The most common symptoms of anxiety insomnia

Thus, in anxiety insomnia symptoms of insomnia and those related to anxiety appear.

Associated with anxiety we find:

-Strain.

-Fatigue.

-Concern.

-Recurring or obsessive thoughts (getting into a “mental loop”).

-Concerns.

-Nervousness_

And associated with insomnia itself:

-Difficulty or inability to fall asleep or stay asleep.

-Frequent awakenings during the night.

-Feeling of not resting well (getting up tired in the morning).

Anxiety insomnia treatment

The treatment of insomnia due to anxiety involves treating the underlying anxiety.  There are different beneficial techniques to reduce anxiety levels: relaxation techniques, breathing techniques, mindfulness, following healthy lifestyle habits, cognitive restructuring to modify anxious thoughts, etc.

However, we can also treat insomnia, since sometimes when it is resolved, anxiety is also resolved (or at least, it decreases). Because? Because when we have anxiety and we can’t sleep, the anxiety increases, and if we manage to sleep better, the anxiety also improves.

According to the article, in the, general therapeutic measures are aimed at reducing the patient’s anxiety regarding the problem and establishing sleep or regular habits (sleep hygiene).

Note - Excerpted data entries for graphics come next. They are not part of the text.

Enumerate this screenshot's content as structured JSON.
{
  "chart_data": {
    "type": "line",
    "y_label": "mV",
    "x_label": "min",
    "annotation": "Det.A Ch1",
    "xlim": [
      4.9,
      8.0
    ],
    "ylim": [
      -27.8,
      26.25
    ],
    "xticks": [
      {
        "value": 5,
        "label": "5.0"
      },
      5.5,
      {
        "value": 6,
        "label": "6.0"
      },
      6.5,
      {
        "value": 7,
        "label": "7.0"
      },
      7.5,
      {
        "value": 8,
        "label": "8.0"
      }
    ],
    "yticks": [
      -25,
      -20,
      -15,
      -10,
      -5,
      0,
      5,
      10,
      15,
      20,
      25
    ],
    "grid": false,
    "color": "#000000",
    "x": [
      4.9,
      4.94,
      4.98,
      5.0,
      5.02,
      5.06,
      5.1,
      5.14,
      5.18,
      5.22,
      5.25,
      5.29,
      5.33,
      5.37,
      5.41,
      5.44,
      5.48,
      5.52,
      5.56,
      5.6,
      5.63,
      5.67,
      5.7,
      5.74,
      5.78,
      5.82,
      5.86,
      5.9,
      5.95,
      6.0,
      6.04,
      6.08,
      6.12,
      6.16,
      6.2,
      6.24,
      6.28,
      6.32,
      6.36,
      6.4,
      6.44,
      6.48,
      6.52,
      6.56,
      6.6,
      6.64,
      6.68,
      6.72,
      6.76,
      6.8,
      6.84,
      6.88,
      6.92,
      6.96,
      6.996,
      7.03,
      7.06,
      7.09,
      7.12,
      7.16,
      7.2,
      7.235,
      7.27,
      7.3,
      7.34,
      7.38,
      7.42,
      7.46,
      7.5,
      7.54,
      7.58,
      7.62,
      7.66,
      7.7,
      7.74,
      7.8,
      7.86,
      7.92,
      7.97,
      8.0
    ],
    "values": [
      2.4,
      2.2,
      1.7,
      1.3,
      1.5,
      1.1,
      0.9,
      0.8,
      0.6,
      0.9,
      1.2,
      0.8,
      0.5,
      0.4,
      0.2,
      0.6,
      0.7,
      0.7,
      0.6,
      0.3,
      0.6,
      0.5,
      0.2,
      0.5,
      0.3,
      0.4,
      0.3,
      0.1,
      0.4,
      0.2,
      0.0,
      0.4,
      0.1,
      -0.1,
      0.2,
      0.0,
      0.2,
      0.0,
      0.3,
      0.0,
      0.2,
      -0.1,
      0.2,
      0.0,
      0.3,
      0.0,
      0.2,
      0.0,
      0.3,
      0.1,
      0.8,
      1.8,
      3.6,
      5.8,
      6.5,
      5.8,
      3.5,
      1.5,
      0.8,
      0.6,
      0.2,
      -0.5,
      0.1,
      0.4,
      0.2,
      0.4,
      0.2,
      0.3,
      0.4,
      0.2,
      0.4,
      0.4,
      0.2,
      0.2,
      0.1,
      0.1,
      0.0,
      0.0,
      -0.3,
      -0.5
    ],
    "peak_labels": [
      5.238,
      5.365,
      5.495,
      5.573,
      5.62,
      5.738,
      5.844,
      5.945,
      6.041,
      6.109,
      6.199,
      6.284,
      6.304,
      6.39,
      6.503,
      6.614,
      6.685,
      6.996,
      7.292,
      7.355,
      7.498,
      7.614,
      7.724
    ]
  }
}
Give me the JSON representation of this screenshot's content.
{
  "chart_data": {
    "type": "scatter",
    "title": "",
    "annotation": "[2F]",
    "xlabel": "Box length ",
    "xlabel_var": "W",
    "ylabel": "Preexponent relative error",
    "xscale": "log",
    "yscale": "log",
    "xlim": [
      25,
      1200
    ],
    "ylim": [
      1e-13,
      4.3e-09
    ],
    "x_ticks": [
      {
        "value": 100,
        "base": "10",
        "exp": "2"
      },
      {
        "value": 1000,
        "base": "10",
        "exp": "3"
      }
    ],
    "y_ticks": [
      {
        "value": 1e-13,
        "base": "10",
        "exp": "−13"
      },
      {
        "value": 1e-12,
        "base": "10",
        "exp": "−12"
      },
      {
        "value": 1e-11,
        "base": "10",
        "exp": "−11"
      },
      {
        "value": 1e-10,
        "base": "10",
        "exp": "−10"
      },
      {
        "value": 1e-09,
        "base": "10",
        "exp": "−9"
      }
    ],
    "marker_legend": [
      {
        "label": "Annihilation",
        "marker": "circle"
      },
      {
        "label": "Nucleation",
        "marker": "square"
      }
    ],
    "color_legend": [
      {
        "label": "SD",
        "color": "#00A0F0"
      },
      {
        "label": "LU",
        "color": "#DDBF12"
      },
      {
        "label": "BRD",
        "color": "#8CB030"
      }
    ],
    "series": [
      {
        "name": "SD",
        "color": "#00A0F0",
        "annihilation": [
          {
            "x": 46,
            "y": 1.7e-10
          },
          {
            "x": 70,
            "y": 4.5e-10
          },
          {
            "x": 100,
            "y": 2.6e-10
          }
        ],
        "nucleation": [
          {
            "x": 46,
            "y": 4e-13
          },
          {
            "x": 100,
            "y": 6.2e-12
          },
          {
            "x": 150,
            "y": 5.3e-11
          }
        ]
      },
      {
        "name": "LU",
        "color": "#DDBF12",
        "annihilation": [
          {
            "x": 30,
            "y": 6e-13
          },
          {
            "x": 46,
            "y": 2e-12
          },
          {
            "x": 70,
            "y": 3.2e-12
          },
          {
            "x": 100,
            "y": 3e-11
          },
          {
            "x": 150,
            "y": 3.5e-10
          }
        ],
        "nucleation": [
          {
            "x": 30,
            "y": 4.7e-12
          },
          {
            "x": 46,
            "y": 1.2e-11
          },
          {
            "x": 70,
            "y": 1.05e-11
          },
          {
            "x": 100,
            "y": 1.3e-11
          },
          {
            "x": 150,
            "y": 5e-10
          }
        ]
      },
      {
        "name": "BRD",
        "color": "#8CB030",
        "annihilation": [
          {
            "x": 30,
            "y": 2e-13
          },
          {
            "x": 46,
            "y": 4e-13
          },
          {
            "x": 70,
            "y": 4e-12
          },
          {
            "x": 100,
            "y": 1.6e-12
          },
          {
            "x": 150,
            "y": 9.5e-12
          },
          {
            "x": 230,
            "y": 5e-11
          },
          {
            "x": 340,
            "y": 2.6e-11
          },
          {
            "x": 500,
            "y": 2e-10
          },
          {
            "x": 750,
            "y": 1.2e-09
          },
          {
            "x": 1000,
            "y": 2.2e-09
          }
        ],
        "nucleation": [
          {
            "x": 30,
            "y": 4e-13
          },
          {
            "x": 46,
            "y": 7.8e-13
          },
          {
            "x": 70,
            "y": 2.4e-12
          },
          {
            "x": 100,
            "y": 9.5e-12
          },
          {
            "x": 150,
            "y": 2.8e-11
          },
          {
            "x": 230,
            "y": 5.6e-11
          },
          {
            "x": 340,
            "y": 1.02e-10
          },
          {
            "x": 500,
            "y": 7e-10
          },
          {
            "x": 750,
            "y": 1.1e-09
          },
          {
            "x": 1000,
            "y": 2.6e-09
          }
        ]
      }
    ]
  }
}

These habits include a good relationship with the professional, a regular bedtime and wake time, avoiding reading or staying in bed if sleep does not appear within 30 minutes, regular physical exercise(but not right before bed), and psychotherapy. On the other hand, it is also important to reduce the abuse of alcohol and other drugs. At the pharmacological level, anxiolytics are usually used when necessary, always under medical prescription.

If you suffer from insomnia due to anxiety, it is likely that you have noticed how your daily functioning is being affected, as well as your emotional well-being. Rest is essential to function in our day to day and to feel good.

Think that the more you think about the subject without asking for help, the more likely it is that the problem will continue, because anxiety levels will increase and with them, insomnia. It’s like a vicious circle; the more you think about your anxiety, the harder it will be for you to sleep, which in turn will increase your anxiety levels.

That is why it is important, first of all, to identify what is causing us this anxiety in order to address its cause and, little by little, learn to manage our anxiety, whether through sports, meditation or other techniques such as relaxation. And above all, if we feel that we cannot be alone, ask.